From: Shitile Mbayansa, Abuja
For over five hours they waited for the much-talked about meeting between President Muhammadu Buhari and the freed 82 Chibok young ladies, popularly called Chibok girls, though many are now mothers, against their will.
But when the young ladies were driven into the Aso Rock Villa in military-owned Marcopolo Luxury buses at about 7.04 p.m., the journalists were locked out, except the Nigerian Television Authority camera men, Federal Radio Corporation of Nigeria (FRCN), and the Vioce of Nigeria (VON) reporters.
The journalists who had been at the Council Chambers were advised to proceed to the President’s private residence; but when Women Affairs Minister, Senator Aisha Alhassan, came in with the Chibok ladies, security operatives, apparently acting on instructions stood against the journalists.
They were livid.
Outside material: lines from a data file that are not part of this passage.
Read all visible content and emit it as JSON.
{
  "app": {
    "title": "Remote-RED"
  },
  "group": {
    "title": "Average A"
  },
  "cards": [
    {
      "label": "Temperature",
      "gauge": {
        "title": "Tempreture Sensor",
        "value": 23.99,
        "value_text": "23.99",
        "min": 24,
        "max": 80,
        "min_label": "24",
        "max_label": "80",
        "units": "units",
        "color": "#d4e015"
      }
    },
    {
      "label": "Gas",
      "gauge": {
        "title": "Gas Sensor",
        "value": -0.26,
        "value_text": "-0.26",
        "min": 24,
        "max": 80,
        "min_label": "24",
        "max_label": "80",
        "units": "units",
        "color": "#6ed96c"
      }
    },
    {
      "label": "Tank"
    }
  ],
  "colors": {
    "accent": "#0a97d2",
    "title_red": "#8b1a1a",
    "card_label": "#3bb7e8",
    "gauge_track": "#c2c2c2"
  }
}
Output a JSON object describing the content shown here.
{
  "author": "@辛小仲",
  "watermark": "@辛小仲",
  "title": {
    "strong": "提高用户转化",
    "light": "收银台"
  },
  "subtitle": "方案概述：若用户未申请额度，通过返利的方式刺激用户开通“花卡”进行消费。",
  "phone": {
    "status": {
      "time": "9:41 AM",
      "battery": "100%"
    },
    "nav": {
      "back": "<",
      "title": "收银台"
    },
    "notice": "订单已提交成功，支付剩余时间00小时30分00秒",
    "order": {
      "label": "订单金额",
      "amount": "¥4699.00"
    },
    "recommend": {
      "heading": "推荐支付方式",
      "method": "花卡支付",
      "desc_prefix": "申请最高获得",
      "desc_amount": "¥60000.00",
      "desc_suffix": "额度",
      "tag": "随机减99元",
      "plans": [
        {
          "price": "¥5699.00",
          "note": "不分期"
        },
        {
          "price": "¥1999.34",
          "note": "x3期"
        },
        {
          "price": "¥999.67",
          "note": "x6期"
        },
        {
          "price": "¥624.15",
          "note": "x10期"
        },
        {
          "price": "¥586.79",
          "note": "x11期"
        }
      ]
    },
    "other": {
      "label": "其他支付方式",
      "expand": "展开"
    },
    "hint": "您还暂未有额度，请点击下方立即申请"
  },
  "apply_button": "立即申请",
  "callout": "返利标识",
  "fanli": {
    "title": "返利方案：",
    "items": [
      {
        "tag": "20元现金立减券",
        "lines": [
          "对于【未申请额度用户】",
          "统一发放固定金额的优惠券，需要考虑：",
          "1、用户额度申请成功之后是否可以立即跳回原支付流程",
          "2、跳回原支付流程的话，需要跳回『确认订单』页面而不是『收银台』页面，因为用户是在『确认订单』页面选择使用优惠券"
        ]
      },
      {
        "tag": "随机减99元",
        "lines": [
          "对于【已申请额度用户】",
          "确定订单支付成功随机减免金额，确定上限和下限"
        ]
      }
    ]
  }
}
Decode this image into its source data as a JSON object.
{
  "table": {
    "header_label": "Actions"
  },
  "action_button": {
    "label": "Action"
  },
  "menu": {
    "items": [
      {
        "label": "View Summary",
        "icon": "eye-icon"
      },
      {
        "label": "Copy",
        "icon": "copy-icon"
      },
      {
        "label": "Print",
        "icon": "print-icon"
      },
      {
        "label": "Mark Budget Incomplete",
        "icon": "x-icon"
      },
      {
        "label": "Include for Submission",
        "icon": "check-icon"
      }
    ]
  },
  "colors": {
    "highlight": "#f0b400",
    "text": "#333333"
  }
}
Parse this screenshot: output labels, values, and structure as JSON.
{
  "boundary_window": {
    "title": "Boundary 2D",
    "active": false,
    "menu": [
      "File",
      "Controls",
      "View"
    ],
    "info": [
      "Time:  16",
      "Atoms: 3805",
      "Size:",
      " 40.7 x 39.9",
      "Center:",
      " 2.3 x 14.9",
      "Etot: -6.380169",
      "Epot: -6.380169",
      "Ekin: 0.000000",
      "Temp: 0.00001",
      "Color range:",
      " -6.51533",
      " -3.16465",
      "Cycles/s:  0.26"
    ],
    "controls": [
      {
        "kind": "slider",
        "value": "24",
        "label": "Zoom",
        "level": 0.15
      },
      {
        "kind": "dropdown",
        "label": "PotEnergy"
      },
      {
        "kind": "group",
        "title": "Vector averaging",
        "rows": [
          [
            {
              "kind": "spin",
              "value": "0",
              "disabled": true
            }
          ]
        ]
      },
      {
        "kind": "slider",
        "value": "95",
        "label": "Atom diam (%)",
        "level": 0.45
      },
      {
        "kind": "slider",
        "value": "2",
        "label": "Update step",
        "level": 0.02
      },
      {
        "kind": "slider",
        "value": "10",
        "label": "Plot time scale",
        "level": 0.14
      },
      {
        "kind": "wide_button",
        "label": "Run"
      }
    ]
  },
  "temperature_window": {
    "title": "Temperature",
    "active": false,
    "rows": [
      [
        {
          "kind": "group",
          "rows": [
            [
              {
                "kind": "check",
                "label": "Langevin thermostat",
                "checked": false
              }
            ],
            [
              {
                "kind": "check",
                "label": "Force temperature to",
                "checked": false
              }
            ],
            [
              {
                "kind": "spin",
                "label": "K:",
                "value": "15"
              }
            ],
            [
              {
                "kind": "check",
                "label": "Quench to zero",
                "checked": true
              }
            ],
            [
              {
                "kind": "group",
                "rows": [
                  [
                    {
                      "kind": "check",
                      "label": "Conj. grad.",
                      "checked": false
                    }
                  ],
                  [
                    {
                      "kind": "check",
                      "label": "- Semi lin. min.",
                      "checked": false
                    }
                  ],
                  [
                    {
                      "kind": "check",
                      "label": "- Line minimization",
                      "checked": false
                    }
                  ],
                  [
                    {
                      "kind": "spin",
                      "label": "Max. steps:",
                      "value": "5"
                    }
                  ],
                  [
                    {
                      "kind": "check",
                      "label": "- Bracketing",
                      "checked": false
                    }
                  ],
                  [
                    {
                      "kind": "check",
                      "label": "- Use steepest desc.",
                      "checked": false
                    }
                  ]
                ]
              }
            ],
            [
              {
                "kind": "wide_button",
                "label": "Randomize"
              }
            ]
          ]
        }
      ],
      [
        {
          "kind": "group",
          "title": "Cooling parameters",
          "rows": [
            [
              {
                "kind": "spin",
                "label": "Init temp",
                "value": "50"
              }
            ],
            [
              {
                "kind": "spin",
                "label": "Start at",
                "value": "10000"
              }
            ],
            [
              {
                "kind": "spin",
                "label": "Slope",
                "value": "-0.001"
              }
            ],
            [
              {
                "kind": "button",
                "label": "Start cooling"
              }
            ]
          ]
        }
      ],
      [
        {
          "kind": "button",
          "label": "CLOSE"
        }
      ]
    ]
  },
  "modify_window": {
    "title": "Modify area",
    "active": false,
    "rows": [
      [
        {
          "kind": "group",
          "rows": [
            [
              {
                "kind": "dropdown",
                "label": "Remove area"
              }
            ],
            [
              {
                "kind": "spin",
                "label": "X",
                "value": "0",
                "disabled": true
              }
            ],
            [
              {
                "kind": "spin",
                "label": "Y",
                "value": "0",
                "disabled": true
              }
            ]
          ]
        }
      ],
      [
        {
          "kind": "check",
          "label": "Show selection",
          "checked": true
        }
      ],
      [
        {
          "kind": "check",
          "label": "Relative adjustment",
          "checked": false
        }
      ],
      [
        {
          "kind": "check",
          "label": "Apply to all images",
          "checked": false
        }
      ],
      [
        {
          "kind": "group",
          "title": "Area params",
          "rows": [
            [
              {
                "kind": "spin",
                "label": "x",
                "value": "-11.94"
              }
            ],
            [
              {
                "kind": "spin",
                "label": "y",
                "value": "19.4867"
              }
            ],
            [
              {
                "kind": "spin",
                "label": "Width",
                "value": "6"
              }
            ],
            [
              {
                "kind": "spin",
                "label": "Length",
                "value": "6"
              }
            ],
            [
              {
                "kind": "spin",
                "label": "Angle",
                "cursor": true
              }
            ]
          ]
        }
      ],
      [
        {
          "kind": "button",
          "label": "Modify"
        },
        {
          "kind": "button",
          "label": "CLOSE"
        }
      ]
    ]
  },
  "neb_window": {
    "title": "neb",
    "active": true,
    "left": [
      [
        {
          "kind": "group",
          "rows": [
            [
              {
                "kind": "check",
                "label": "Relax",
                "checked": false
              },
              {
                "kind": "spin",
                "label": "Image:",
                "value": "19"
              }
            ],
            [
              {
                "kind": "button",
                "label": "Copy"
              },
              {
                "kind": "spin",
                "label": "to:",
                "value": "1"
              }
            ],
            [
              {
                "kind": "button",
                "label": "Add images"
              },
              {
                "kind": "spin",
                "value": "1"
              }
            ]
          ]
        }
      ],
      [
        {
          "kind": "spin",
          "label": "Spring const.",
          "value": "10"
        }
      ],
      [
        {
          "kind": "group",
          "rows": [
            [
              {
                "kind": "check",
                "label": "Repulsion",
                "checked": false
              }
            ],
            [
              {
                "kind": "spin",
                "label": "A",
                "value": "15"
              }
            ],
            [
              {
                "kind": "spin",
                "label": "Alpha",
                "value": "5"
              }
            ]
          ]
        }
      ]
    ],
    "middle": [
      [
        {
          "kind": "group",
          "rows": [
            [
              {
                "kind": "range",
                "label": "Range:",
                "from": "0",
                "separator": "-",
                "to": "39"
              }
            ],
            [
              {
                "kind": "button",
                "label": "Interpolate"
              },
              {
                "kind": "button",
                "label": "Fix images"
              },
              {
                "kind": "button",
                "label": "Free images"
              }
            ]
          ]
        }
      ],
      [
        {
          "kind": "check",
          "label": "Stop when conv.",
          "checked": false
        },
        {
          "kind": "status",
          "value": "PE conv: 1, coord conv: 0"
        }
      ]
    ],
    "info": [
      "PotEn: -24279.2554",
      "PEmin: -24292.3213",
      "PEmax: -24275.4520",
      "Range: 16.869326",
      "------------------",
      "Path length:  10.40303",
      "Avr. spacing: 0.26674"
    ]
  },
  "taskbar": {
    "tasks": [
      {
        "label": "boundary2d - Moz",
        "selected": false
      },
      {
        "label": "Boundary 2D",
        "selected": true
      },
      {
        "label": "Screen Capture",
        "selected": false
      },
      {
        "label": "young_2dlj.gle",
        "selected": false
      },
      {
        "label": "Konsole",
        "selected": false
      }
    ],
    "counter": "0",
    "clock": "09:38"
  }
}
And that is all they could be, as it was suspected that their presence at the meeting would have been an opportunity to focus on the ailing Buhari rather than the main event, a source said.
The President’s meeting with the Chibok ladies lasted about 50 minutes.
Minister of Information and Culture, Alhaji Lai Mohammed, blamed space constraints at the President’s residence for the barring of the journalists, as well as the need to give government the upper hand in controlling “the narrative.”
Presidential Special Adviser on Media and Publicity, Femi Adesina, who was to later release a statement on the President’s trip to London, told the angry and disappointed journalists that a comprehensive rehab process was in place for the 82 young lafies.
The parents of the ladies would soon have access to their wards, he added, declining to speak on the number of released terrorists to give way for the freedom of the young ladies.
That is the jurisdiction of security agencies, Adesina said.